The penetration level of intermittent power generation into power systems has been substantial during recent years, which in turn highlights the need for installing storage systems. Renewable energy sources have been widely integrated into distribution systems and microgrids. One effective solution would be utilizing battery energy storage systems, which can provide the system with various merits like ancillary services and enhanced power quality, mainly due to their high power density and fast response. Accordingly, the problem of resource scheduling of microgrids with volatile power generation and storage systems needs to be further studied, and an effective model should be presented. In this respect, this paper investigates the problem of day-ahead operation of a grid-connected MG, integrated with distributed generation units and storage systems.
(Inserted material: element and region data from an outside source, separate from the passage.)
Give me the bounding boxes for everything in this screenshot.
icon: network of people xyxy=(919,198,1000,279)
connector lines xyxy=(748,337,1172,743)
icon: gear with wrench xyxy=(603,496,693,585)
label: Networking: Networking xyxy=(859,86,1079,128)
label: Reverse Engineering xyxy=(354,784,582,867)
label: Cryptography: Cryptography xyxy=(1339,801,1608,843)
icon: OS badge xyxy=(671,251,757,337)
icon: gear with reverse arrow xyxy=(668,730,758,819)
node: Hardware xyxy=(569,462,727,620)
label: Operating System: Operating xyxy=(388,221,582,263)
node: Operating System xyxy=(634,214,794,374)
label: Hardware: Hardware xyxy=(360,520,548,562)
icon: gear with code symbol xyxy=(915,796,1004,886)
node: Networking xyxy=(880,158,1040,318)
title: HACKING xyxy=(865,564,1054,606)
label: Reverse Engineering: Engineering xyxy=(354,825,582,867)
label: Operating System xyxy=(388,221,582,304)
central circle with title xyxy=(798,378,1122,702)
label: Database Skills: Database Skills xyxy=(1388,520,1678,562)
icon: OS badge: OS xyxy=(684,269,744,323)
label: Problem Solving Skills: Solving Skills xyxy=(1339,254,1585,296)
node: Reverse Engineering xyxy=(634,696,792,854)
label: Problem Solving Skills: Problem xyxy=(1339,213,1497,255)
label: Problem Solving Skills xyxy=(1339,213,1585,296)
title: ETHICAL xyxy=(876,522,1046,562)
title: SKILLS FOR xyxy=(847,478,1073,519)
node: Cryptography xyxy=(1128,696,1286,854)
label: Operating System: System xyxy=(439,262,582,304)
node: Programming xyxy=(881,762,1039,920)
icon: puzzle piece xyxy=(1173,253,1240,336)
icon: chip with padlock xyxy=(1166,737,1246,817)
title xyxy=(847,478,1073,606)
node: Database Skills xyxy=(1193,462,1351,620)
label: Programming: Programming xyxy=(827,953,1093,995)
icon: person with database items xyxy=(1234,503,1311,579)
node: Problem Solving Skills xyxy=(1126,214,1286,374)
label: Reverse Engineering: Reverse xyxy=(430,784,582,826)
The problem has been modeled an optimization problem while the objective has been assigned to the model as the total cost minimization, subject to different constraints, both system constraints and assets' constraints. Such constraints further complicate the original problem and an efficient solution method is required to tackle the problem as a large-scale optimization one. Thus, theta-modified krill herd approach is employed to solve the problem and provide the decision maker with an efficient solution. The simulation has also been conducted using a test MG and the results, obtained have been validated by comparing the results obtained from the presented method and those ones, derived from some well-known optimization algorithms. (C) 2020 Elsevier Ltd. All rights reserved.

Automated summary

This paper investigates the day-ahead operation of a grid-connected microgrid with distributed generation units and storage systems, and utilizes the theta-modified krill herd approach to provide an efficient solution. The simulation results were validated by comparing with results from well-known optimization algorithms.